Here is a thoughtful obituary from NYT for a man and an idea: Alvin Toffler and his 1971 book, Future Shock. I say it’s an obituary for the idea as much as the man (Toffler died on June 27), because the shock’s worn off, and lately I’m feeling all we can do is strap in for interminable future nausea.
Speaking of nausea, the opening montage of this 1972 Future Shock documentary — narrated by Orson Welles — features some truly guttural synthesizers and provocative jump cuts between violence and riots. It would feel quaintly dystopian if we didn’t live in a time when snuff films widely circulated on mainstream US media lead to armed revolt against the police.
Anyway, the NYT profile neatly illustrates how Futurist forecasting, which was both a key propaganda tool and a useful legislative function during the Cold War, has been largely subsumed within the commodification of “innovation” best represented by Silicon Valley and its separatist, post-national world order. The brightest futurist minds in the West these days seem mainly preoccupied with building AI and imposing some stopgap ethical rules on its ascendance.
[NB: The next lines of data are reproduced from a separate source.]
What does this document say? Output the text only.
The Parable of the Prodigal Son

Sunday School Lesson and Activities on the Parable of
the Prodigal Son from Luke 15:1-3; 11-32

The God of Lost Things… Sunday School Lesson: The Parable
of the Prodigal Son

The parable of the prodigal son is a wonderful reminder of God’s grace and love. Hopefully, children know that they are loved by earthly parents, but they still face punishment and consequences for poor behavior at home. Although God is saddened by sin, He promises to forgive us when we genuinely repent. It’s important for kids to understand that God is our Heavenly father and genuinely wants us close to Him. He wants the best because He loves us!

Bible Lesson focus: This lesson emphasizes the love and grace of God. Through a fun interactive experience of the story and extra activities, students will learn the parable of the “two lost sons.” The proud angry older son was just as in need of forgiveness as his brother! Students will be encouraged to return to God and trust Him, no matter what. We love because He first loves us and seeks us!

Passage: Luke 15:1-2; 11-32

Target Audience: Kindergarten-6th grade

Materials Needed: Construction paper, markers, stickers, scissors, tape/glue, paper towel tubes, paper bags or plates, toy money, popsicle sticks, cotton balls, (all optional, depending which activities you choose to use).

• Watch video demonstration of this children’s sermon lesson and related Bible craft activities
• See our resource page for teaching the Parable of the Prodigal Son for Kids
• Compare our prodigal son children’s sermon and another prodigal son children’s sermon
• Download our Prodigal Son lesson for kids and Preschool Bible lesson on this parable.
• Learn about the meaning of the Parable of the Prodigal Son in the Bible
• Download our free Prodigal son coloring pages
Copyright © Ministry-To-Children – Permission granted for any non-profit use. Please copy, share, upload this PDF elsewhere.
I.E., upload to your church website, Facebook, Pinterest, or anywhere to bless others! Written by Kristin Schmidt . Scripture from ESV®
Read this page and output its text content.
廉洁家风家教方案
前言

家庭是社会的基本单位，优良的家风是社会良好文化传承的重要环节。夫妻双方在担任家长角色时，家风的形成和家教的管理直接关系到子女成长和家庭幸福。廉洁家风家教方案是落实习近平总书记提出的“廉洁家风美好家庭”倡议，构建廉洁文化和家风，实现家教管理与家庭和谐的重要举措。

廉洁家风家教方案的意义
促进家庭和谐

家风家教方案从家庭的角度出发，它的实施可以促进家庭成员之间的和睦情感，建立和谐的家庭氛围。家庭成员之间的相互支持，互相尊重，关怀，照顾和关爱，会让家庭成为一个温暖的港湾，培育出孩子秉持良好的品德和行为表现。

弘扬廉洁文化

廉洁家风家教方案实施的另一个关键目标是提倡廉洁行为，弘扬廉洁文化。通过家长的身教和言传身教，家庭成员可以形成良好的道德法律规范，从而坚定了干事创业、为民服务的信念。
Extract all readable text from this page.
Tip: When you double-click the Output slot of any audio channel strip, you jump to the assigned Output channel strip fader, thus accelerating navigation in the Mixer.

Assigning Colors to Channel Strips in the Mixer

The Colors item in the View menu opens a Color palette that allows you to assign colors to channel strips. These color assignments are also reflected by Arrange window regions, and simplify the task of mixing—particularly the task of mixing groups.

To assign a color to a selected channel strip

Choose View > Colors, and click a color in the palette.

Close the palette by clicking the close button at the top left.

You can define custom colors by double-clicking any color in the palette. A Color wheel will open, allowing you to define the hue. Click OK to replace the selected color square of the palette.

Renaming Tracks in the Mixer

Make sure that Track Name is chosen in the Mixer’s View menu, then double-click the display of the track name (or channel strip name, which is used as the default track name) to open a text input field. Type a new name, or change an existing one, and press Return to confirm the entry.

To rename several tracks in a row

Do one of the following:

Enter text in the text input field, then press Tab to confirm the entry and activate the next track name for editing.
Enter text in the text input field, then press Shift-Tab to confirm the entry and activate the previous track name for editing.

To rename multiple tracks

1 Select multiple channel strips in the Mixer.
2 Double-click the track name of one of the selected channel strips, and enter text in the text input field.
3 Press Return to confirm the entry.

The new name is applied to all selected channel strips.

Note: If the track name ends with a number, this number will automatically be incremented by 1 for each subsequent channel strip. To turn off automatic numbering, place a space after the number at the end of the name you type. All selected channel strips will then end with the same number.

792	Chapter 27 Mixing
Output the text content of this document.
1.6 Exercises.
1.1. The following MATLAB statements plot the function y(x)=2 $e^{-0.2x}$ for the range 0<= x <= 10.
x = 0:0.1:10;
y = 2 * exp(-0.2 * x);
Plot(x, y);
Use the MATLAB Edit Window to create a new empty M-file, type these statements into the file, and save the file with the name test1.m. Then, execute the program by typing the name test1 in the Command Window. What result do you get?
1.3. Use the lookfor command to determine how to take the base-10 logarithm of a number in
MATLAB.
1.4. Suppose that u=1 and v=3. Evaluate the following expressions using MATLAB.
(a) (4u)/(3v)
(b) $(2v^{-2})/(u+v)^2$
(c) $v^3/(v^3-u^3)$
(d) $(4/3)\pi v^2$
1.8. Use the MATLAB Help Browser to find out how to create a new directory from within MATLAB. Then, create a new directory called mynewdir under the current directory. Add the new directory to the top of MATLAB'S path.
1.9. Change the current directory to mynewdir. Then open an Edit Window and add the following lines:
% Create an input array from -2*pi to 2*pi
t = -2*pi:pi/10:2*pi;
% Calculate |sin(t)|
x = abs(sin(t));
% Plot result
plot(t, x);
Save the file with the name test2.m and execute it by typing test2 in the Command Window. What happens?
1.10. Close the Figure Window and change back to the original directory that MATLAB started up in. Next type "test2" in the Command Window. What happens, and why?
Politically speaking, the problem of the future has been steadily exorcised from both sides of the US Federal government’s partisan agenda since the ’80s:
In the 1950s, 1960s and 1970s, as the American government began to spend huge sums in the Cold War, futurists became the high priests of the coming age. Forecasting became institutionalized; research institutes like RAND, SRI and MITRE worked on long-range projections about technology, global politics and weaponry, and world leaders and businesses took their forecasts as seriously as news of the present day.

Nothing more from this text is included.